Artaud escreveu aquele belíssimo texto sobre um Van Gogh suicidado. Ele mesmo foi um suicidado. Poucos, muito menos aquele médico, conseguiram escutá-lo.
Um dia, apresentou-se para análise um rapaz diretor de teatro. Naquele momento, dirigia uma peça sobre o poeta/escritor francês, morto em 1948, aos 52 anos de idade.
Falava feito metralhadora que não permite nem ponto vírgula. Quanto mais umas vírgulas a recuperar o fôlego. Já soube de gente que faz assim: " quando cansar coloco essas tais vírgulas".
O rapaz diretor era paciente terminal, pois à época não havia tratamento eficaz para o HIV. Era angústia transitando pelos palcos. Sabemos que a Aids tornou-se uma enfermidade crônica e que requer cuidados constantes. No início, existiam aqueles coquetéis insuportáveis, repletos de efeitos colaterais. Não que eles tenham desaparecido, esses 'side effects', com a invenção das novas drogas, mas houve considerável redução e melhoria, por conseguinte, da qualidade de vida das pessoas.
O drama maior era ter que compartilhar com as pessoas sobre a doença. Os pretensos candidatos a um romance, desaparecem. Opta-se então por esconder o que se tem, o que se carrega no sangue. Uma batalha de esconde-esconde, que de tão desgastante, fazia emergir sintomas colaterais, alguns graves, e que poderiam trazer as temíveis infecções oportunistas. E qual é a infecção que não é oportunista? Qualquer gripe é assim. O vírus entra e abre as portas para as bactérias, sempre presentes e à espreita, agirem.
O tal diretor, e ator deveras, sabia do que o aguardava. Vociferava , Artaudianamente, toda aquela dor, aquele "dead line" irrremediável. Irremediável para todos, mas ele não se via ilusoriamente tomado por certos saberes míticos que deslocam, nas nossas mentes, essa condenação, esse tesão de sumiço.

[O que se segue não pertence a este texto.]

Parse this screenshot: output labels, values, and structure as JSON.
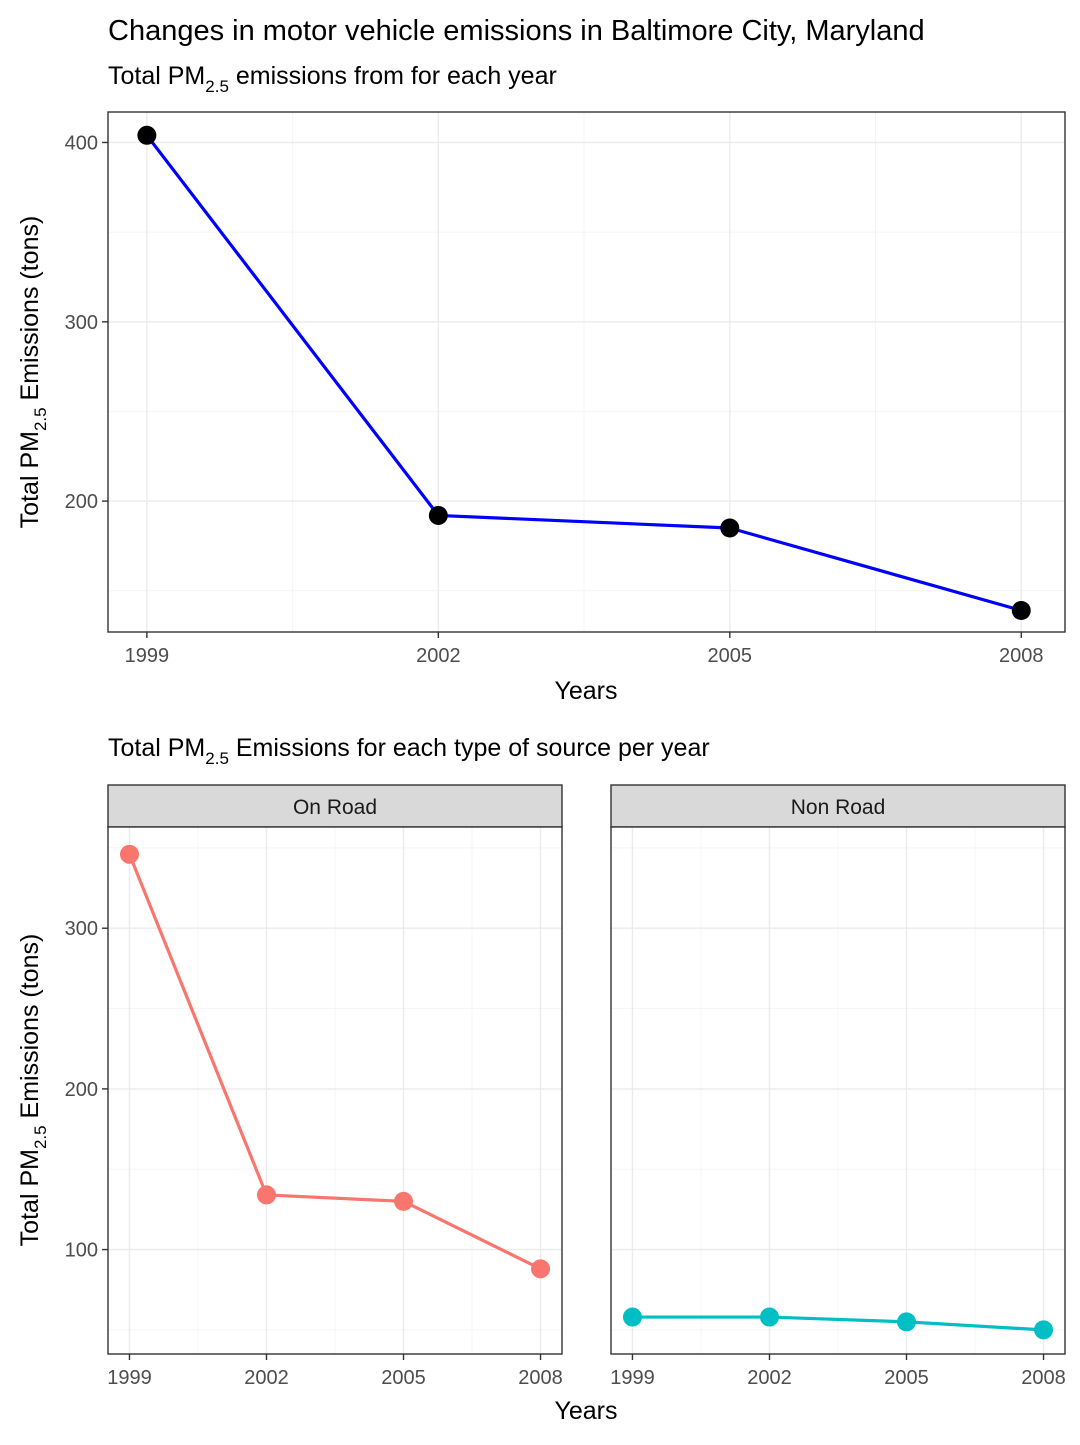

Aprendi que a Psicanálise é uma ferramenta, na verdade é um modo de pensar.
Ali, restava somente acompanhar os passos e que o já sabido fosse mais leve.
A nossa transferência, esse vínculo que se estabelece entre curador e curando e que sem o qual não haverá análise possível, chamou-me atenção pelo fato de que , frequentemente, a Pessoa que pode ou não exercer essa função analítica parecia não existir. Aquele olhar passava por cima, por baixo, por viés....
O adorador de Artauds atropelava pessoas. Considerava-as feito coisas tão somente. Logo, tinha conflitos com a direção das pessoas-atores. Não com o texto. Tudo era só articulação. Ele era um diretor do século passado, fim do século XIX talvez. Homem de ciência e suas manipulações de laboratórios, de pipetas....
Esse conflito com os atores-pessoas a serem dirigidas, trouxe-o ao consultório.
Um dia , deixei-o mais uma vez só. Para concluir assim, acreditei que ao catar uma água ou um café, no aposento ao lado, efetivava a solidão que já era imensurável, independente da presença física. Ao voltar, lá ainda estava: manuseando os brinquedinhos em cima daquela mesa. Aquelas coisinhas que a gente traz de viagem, para esquecer todo dia um pouco mais.
Agora, lembro-me desse moço que sumiu.
Soube que faleceu num ensaio teatral ( e qual é o ensaio que não é teatral?), em São Paulo, cidade natal. Tinha levado o seu poeta francês a passear perto da família. Pode ser bem perigoso, tratando-se sobretudo de um Artaud lúcido pois louco. E quem os teriam suicidado senão a gente toda?